*bu hikayede geçen tüm olay ve karakterler tamamen hayal ürünüdür. adı geçen hiçbir futbolcuyu karalamak,hakaret etmek söz konusu değildir.bunu göz önünde bulundurarak okursanız, sevinirim.*
Artık cinsiyetini öğrenmenin zamanı geldi diye düşünüyorum ne dersiniz?
*isim önerilerinizi buraya yazabilirsiniz
•••
Birkaç ay sonrası,
• İdil.
Sanırım aramızda yaşanan gerginlikten daha zor ve yorucu olanı ailelerimize durumu açıklamaktı. Kaan'ın ailesi benimkinden çok daha büyüktü ve haberi ilk aldıklarında tepkileri biraz sert olmuştu.
Bizimkilerde ise durum farklıydı, annem endişeyle durumu kabullenmekte zorlanmıştı ama yinede çok mutlu olmuştu. İlayda ise Berkan gibi ortalıkta "havalı teyzoş" moduna girmişti çoktan. En son tepki ise Asaf efendiden gelmişti,
Flashback,
iki ay önce, İzmir.İzmir'in hafif esintisiyle, anne ve babamın bahçesinde oturuyorduk. Annem, elinde çay tepsisiyle yanımıza geldiğinde, gerilimi hafifletmeye çalışıyordu.
Çaylar servis edilirken, Kaan'la aramızdaki kısa bakış, birazdan vereceğimiz haberin ağırlığını anlatıyordu. Berkan, yanımızda her zamanki enerjik haliyle oturuyordu ama bu sefer biraz sessizdi. O bile gerginliği hissetmişti.

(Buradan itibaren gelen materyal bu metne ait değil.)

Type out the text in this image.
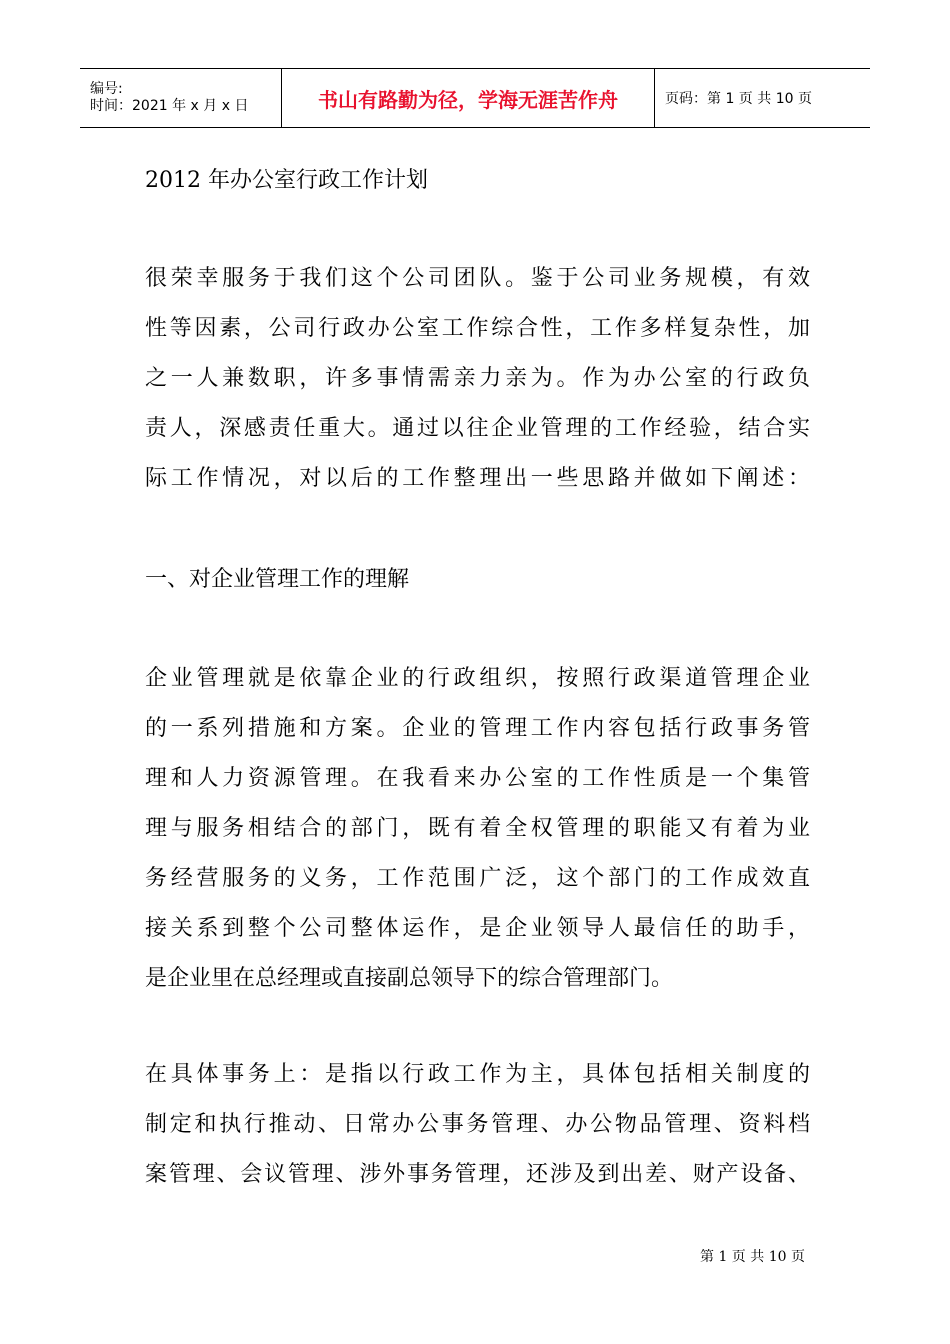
编号:
时间：2021 年 x 月 x 日	书山有路勤为径，学海无涯苦作舟	页码：第 1 页 共 10 页
2012 年办公室行政工作计划
很荣幸服务于我们这个公司团队。鉴于公司业务规模，有效
性等因素，公司行政办公室工作综合性，工作多样复杂性，加
之一人兼数职，许多事情需亲力亲为。作为办公室的行政负
责人，深感责任重大。通过以往企业管理的工作经验，结合实
际工作情况，对以后的工作整理出一些思路并做如下阐述：
一、对企业管理工作的理解
企业管理就是依靠企业的行政组织，按照行政渠道管理企业
的一系列措施和方案。企业的管理工作内容包括行政事务管
理和人力资源管理。在我看来办公室的工作性质是一个集管
理与服务相结合的部门，既有着全权管理的职能又有着为业
务经营服务的义务，工作范围广泛，这个部门的工作成效直
接关系到整个公司整体运作，是企业领导人最信任的助手，
是企业里在总经理或直接副总领导下的综合管理部门。
在具体事务上：是指以行政工作为主，具体包括相关制度的
制定和执行推动、日常办公事务管理、办公物品管理、资料档
案管理、会议管理、涉外事务管理，还涉及到出差、财产设备、
第 1 页 共 10 页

Annem çayları koyarken birden, "Yangından mal mı kaçırıyorsunuz canım siz, ne bu acele?" diye sordu, yüzünde endişeli bir ifade vardı. O cümleyle içime bir taş oturdu. Ne kadar açık ve direkt sormuştu... O ana kadar durumu nasıl açıklayacağımı tekrar tekrar düşündüm ama bir türlü doğru kelimeleri bulamamıştım.
Babam da annemin yanında oturmuş, merakla bana bakıyordu. "Evet kızım, annen haklı. Ne aceleniz var bu kadar?" diye sordu. İkisinin de gözleri üzerimdeydi.
Derin bir nefes aldım, gözlerim Kaan'a kaydı. Onun gözlerindeki destekle biraz daha cesaret buldum. Yavaşça saçlarımı geriye attım, sesim hafif titrek ama kararlıydı. "Acele değil ki... Sadece şimdilik sade bir nikah yapalım diyorum," dedim, ama sözlerim beklediğimden daha boş gelmişti.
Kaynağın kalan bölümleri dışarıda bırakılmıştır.